Thankfully, my brain is still clear and I can stop googling "whole brain radiation" and "cyberknife" and "skull immobilization frame", so that part's good. And the MRI did show why I was getting those headaches, so that's also good, or at least helpful.  But it turns out some bone mets on my skull and the part of the spine at my neck are causing the weird achiness, nice and clear on the MRI and in exactly the 2 spots where I've been feeling them, so that's not terrific.

I still think it beats brain radiation, so I think I still get to count this one as a win.  But, obviously, as far as wins go, it's a mighty shaky one.  You kind of have to squint to see the victory in it.

So, in light of those tumor markers and the win-not-win MRI, plus just regular scanning protocols, my oncologist ordered more scans and talked with me a little bit about what comes after Xeloda, assuming thing keep going the way they seem to be going.  Not exactly what I want to deal with, but it's amazing what you can put up with when you don't really have a choice.

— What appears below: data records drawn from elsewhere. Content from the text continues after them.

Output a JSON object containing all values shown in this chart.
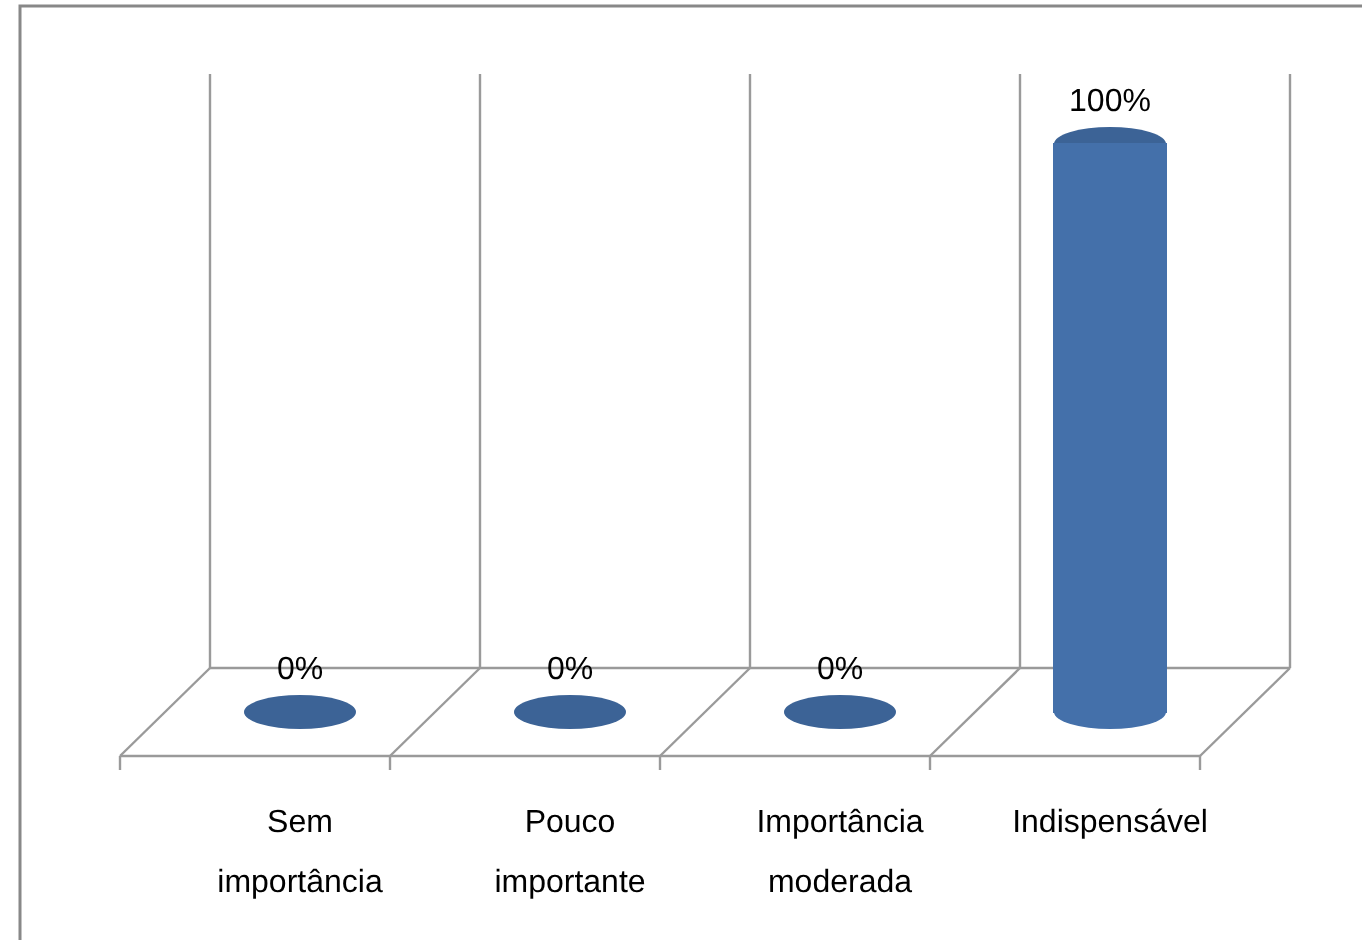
{
  "chart_data": {
    "type": "bar",
    "categories": [
      "Sem importância",
      "Pouco importante",
      "Importância moderada",
      "Indispensável"
    ],
    "values": [
      0,
      0,
      0,
      100
    ],
    "value_labels": [
      "0%",
      "0%",
      "0%",
      "100%"
    ],
    "color": "#4470aa",
    "grid": "x"
  }
}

Now in the meantime, life's been pretty good, actually.  My stepdaughter got a great new job, my daughter got accepted to 2 colleges and is waiting on the third.  I started taking a dance class, had a nice Christmas and New Year's, some fun adventures, lots of great cooking, and am planning a nice couple of vacations later this year (assuming cancer and whatever's coming next is cooperative, but the expectation is that it will be).

I think if the only thing I had in my life was cancer, I'd be in a pretty sorry state.  I'm really glad it's only part of my life--an unpleasant part, to be sure, full of frightening news and unpleasant side-effects and a "can't look away" kind of way of drawing your attention all the damn time--but still it's not the only thing I have.  Which is a very good thing.

Now we'll just have to wait and see how these next scans go.  Never a dull moment with cancer, I guess.  More info coming soon.